Mais ces dernières heures, plusieurs modifications du protocole ont suscité des commentaires.

La séquence à Notre-Dame qui fait parler
Selon plusieurs médias, Emmanuel Macron avait souhaité pouvoir accompagner Léon XIV à Notre-Dame de Paris, notamment afin de lui présenter les artisans ayant participé à la restauration de la cathédrale.
Cette possibilité n’a finalement pas été retenue. Le sujet a rapidement alimenté les spéculations sur un éventuel désaccord entre le président français et le Vatican.
L’Élysée donne toutefois une autre explication. Selon la présidence, cette option avait bien été envisagée, mais elle a été abandonnée conjointement en raison des contraintes d’agenda. L’Élysée réfute donc l’idée d’un refus politique ou diplomatique.
Un protocole volontairement différent
D’autres éléments ont également été modifiés par rapport aux habitudes d’une visite d’État classique.
L’accueil militaire devrait notamment être plus sobre. La remise de la grand-croix de la Légion d’honneur ainsi qu’un déjeuner ou un dîner d’État auraient également été écartés du programme. Ces décisions ont contribué à alimenter les interrogations sur les relations entre Paris et le Vatican.

Pour l’Élysée, il ne s’agit pourtant pas d’un affront diplomatique.
La présidence considère que le protocole habituellement réservé à un chef d’État n’est pas nécessairement adapté à un pape, dont le déplacement est avant tout présenté comme un voyage apostolique et pastoral.
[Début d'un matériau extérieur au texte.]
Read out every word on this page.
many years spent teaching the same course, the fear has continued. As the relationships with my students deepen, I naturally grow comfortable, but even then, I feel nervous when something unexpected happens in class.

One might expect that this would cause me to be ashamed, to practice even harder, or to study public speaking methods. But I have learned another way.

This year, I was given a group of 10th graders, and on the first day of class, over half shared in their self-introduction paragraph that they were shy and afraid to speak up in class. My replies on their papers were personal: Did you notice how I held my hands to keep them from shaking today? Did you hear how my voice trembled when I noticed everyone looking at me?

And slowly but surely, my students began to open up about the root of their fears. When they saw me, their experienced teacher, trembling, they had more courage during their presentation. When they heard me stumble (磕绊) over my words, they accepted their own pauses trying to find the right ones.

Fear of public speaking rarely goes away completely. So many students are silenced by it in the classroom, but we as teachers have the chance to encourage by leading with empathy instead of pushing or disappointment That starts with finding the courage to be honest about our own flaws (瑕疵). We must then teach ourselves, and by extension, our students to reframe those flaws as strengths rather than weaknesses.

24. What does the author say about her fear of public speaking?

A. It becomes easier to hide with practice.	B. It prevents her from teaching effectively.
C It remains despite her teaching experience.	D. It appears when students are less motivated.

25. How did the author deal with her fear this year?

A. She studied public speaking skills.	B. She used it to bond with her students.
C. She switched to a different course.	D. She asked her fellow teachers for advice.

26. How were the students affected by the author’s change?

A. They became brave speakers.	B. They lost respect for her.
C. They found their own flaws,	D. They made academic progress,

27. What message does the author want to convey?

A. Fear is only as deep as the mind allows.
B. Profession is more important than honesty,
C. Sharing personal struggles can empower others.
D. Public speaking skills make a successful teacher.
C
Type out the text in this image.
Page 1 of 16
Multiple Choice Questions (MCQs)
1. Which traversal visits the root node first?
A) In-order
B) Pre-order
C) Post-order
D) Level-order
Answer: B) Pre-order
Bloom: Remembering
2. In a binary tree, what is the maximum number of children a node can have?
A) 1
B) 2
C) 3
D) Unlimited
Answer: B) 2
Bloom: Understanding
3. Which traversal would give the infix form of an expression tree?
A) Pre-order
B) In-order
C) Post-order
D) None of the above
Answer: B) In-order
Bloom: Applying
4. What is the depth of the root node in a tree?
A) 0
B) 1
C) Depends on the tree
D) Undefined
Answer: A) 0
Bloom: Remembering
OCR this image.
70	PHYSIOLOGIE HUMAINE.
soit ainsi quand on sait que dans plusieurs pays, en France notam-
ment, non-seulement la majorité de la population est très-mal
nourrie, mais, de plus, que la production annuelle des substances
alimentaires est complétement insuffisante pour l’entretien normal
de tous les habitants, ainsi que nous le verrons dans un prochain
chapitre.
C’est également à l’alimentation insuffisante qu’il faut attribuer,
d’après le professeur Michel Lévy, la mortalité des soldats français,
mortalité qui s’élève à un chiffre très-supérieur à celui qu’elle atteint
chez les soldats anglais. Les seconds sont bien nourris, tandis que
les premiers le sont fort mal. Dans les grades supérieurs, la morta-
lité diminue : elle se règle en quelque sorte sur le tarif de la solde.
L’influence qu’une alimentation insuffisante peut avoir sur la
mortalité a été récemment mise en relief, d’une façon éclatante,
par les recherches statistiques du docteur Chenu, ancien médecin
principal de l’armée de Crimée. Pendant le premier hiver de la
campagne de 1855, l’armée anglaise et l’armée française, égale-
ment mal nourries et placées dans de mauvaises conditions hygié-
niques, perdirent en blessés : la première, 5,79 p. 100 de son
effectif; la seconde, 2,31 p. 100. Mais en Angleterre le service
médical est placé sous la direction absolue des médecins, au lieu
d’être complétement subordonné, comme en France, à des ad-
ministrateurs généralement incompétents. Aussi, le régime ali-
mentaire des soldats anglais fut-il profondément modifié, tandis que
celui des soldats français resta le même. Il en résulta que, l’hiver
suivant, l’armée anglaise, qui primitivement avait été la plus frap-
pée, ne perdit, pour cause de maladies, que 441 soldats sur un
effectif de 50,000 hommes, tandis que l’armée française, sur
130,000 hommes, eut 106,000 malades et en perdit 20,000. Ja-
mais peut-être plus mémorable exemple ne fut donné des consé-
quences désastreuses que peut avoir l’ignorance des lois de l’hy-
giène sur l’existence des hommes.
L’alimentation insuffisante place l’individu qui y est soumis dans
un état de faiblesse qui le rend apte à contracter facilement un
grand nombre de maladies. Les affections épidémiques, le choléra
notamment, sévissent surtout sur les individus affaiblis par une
Le Vatican souhaite ainsi donner une place importante aux rencontres religieuses et aux fidèles plutôt qu’aux cérémonies protocolaires traditionnelles.
« Aucun sujet de tensions », assure l’Élysée
Face aux nombreuses interprétations, l’Élysée a donc tenu à clarifier la situation.
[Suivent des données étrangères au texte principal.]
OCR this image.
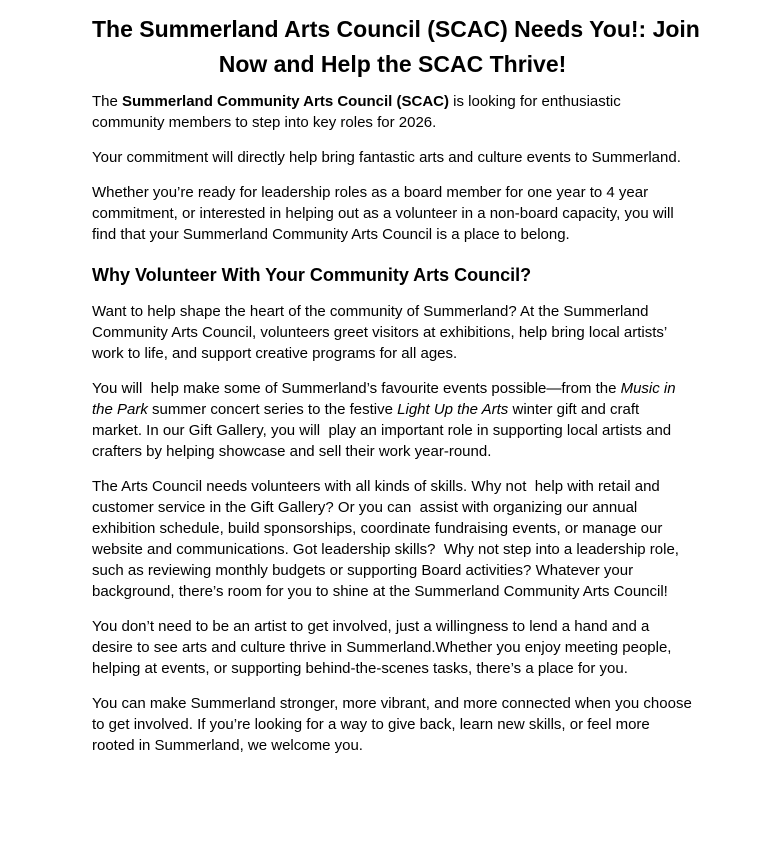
The Summerland Arts Council (SCAC) Needs You!: Join
Now and Help the SCAC Thrive!

The Summerland Community Arts Council (SCAC) is looking for enthusiastic community members to step into key roles for 2026.

Your commitment will directly help bring fantastic arts and culture events to Summerland.

Whether you’re ready for leadership roles as a board member for one year to 4 year commitment, or interested in helping out as a volunteer in a non-board capacity, you will find that your Summerland Community Arts Council is a place to belong.

Why Volunteer With Your Community Arts Council?

Want to help shape the heart of the community of Summerland? At the Summerland Community Arts Council, volunteers greet visitors at exhibitions, help bring local artists’ work to life, and support creative programs for all ages.

You will  help make some of Summerland’s favourite events possible—from the Music in the Park summer concert series to the festive Light Up the Arts winter gift and craft market. In our Gift Gallery, you will  play an important role in supporting local artists and crafters by helping showcase and sell their work year-round.

The Arts Council needs volunteers with all kinds of skills. Why not  help with retail and customer service in the Gift Gallery? Or you can  assist with organizing our annual exhibition schedule, build sponsorships, coordinate fundraising events, or manage our website and communications. Got leadership skills?  Why not step into a leadership role, such as reviewing monthly budgets or supporting Board activities? Whatever your background, there’s room for you to shine at the Summerland Community Arts Council!

You don’t need to be an artist to get involved, just a willingness to lend a hand and a desire to see arts and culture thrive in Summerland.Whether you enjoy meeting people, helping at events, or supporting behind-the-scenes tasks, there’s a place for you.

You can make Summerland stronger, more vibrant, and more connected when you choose to get involved. If you’re looking for a way to give back, learn new skills, or feel more rooted in Summerland, we welcome you.
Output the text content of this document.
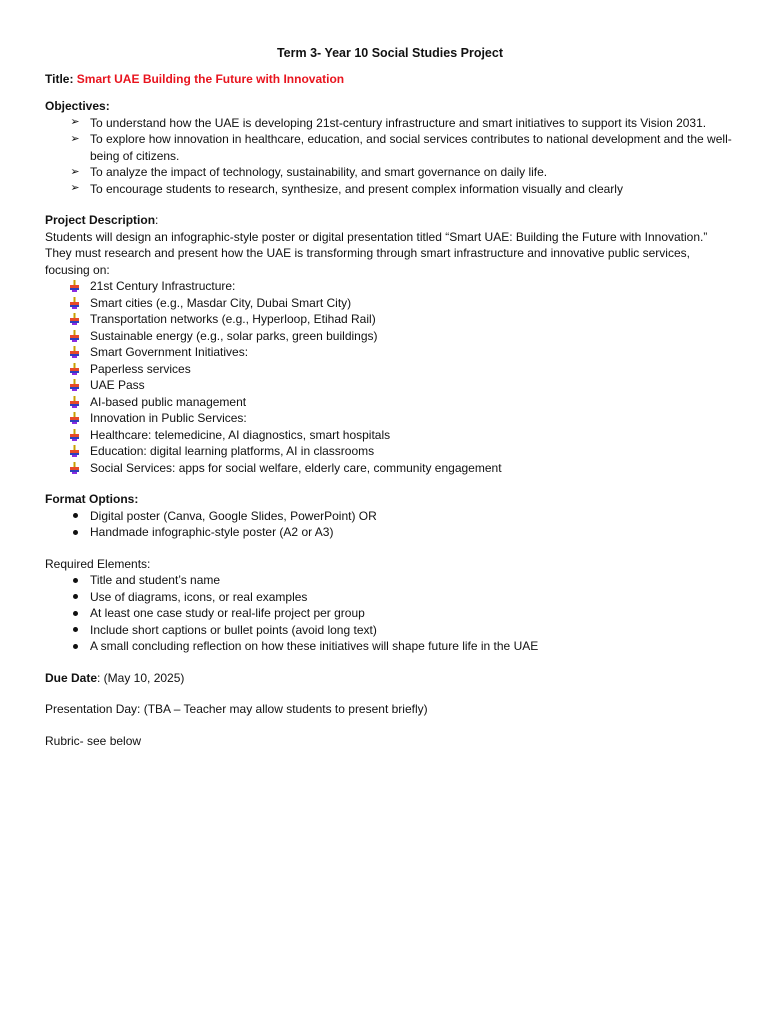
Term 3- Year 10 Social Studies Project
Title: Smart UAE Building the Future with Innovation
Objectives:
➢ To understand how the UAE is developing 21st-century infrastructure and smart initiatives to support its Vision 2031.
➢ To explore how innovation in healthcare, education, and social services contributes to national development and the well-being of citizens.
➢ To analyze the impact of technology, sustainability, and smart governance on daily life.
➢ To encourage students to research, synthesize, and present complex information visually and clearly
Project Description:
Students will design an infographic-style poster or digital presentation titled “Smart UAE: Building the Future with Innovation.”
They must research and present how the UAE is transforming through smart infrastructure and innovative public services,
focusing on:
21st Century Infrastructure:
Smart cities (e.g., Masdar City, Dubai Smart City)
Transportation networks (e.g., Hyperloop, Etihad Rail)
Sustainable energy (e.g., solar parks, green buildings)
Smart Government Initiatives:
Paperless services
UAE Pass
AI-based public management
Innovation in Public Services:
Healthcare: telemedicine, AI diagnostics, smart hospitals
Education: digital learning platforms, AI in classrooms
Social Services: apps for social welfare, elderly care, community engagement
Format Options:
Digital poster (Canva, Google Slides, PowerPoint) OR
Handmade infographic-style poster (A2 or A3)
Required Elements:
Title and student’s name
Use of diagrams, icons, or real examples
At least one case study or real-life project per group
Include short captions or bullet points (avoid long text)
A small concluding reflection on how these initiatives will shape future life in the UAE
Due Date: (May 10, 2025)
Presentation Day: (TBA – Teacher may allow students to present briefly)
Rubric- see below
La présidence affirme qu’il n’existe « aucun sujet de tensions » avec le Vatican. Elle estime que les différents ajustements relèvent principalement de la construction du programme et de la spécificité du déplacement pontifical.
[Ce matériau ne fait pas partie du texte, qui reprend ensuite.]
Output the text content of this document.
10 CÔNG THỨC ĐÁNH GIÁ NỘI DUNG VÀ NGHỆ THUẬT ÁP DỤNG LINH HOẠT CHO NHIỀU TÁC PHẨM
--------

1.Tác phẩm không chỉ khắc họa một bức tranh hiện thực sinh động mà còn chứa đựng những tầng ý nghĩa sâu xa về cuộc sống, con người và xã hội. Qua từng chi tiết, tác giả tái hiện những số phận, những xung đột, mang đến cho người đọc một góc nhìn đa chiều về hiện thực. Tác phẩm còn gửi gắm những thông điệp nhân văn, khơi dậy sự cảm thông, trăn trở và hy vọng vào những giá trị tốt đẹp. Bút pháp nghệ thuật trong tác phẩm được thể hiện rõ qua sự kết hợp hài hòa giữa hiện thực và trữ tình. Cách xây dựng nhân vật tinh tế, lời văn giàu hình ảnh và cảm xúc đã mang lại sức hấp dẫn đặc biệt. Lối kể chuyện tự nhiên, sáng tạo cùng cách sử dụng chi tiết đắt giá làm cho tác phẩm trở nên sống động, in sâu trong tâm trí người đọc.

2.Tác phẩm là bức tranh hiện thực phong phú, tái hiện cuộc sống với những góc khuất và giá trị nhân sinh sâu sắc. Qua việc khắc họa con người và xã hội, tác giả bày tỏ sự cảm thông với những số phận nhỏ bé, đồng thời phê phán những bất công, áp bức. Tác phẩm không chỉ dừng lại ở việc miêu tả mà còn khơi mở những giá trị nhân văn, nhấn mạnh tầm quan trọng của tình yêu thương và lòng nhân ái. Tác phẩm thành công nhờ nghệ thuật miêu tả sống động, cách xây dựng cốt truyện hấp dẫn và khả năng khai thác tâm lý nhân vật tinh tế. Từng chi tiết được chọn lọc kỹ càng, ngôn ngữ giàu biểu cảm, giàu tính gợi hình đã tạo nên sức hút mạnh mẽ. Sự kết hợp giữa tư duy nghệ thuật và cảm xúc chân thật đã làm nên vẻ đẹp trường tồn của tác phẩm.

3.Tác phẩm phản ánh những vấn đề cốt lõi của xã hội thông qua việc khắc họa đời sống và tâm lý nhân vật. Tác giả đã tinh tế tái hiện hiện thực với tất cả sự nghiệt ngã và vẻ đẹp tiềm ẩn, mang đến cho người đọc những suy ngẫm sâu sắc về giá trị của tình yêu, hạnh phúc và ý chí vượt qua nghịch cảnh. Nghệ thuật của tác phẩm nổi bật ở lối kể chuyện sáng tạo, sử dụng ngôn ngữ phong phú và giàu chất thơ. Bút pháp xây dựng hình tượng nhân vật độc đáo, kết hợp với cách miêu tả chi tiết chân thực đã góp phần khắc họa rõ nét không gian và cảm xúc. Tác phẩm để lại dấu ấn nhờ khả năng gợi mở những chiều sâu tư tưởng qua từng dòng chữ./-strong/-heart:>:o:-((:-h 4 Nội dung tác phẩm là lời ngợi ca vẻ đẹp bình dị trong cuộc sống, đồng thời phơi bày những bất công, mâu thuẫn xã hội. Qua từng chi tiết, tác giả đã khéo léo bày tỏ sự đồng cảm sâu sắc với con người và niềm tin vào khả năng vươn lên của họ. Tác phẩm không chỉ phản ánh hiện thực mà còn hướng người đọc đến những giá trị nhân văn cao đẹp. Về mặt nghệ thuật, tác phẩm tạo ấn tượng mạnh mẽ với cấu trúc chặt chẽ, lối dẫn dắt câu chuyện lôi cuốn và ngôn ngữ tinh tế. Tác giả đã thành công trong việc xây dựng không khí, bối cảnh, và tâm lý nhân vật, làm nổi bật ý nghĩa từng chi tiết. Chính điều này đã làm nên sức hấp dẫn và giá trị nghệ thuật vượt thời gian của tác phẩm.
D’autant que le dialogue institutionnel entre Emmanuel Macron et Léon XIV reste bien prévu. Le président français doit recevoir le souverain pontife à l’Élysée le 25 septembre, avant que celui-ci ne poursuive son programme à Paris.
Un voyage placé sous le signe de la rencontre
Le déplacement de Léon XIV ne se limitera pas aux échanges avec les responsables politiques. Son programme prévoit notamment une étape à l’UNESCO, les vêpres à Notre-Dame, une rencontre avec des jeunes au Stade de France, une grande célébration religieuse à Paris, puis des étapes à Lourdes et Metz.
À Metz, le pape doit également consacrer une partie de son déplacement aux questions européennes, avec notamment un discours consacré à l’Europe.
Cette visite constitue donc un événement important pour l’Église catholique en France. Les ajustements protocolaires observés en amont ne signifient pas, selon l’Élysée, une détérioration des relations avec le Vatican.
À ce stade, aucun élément public ne permet d’établir l’existence d’une crise entre Emmanuel Macron et Léon XIV. Les divergences d’interprétation portent surtout sur la manière d’organiser le déplacement et sur la place à accorder aux usages protocolaires républicains lors d’une visite pontificale.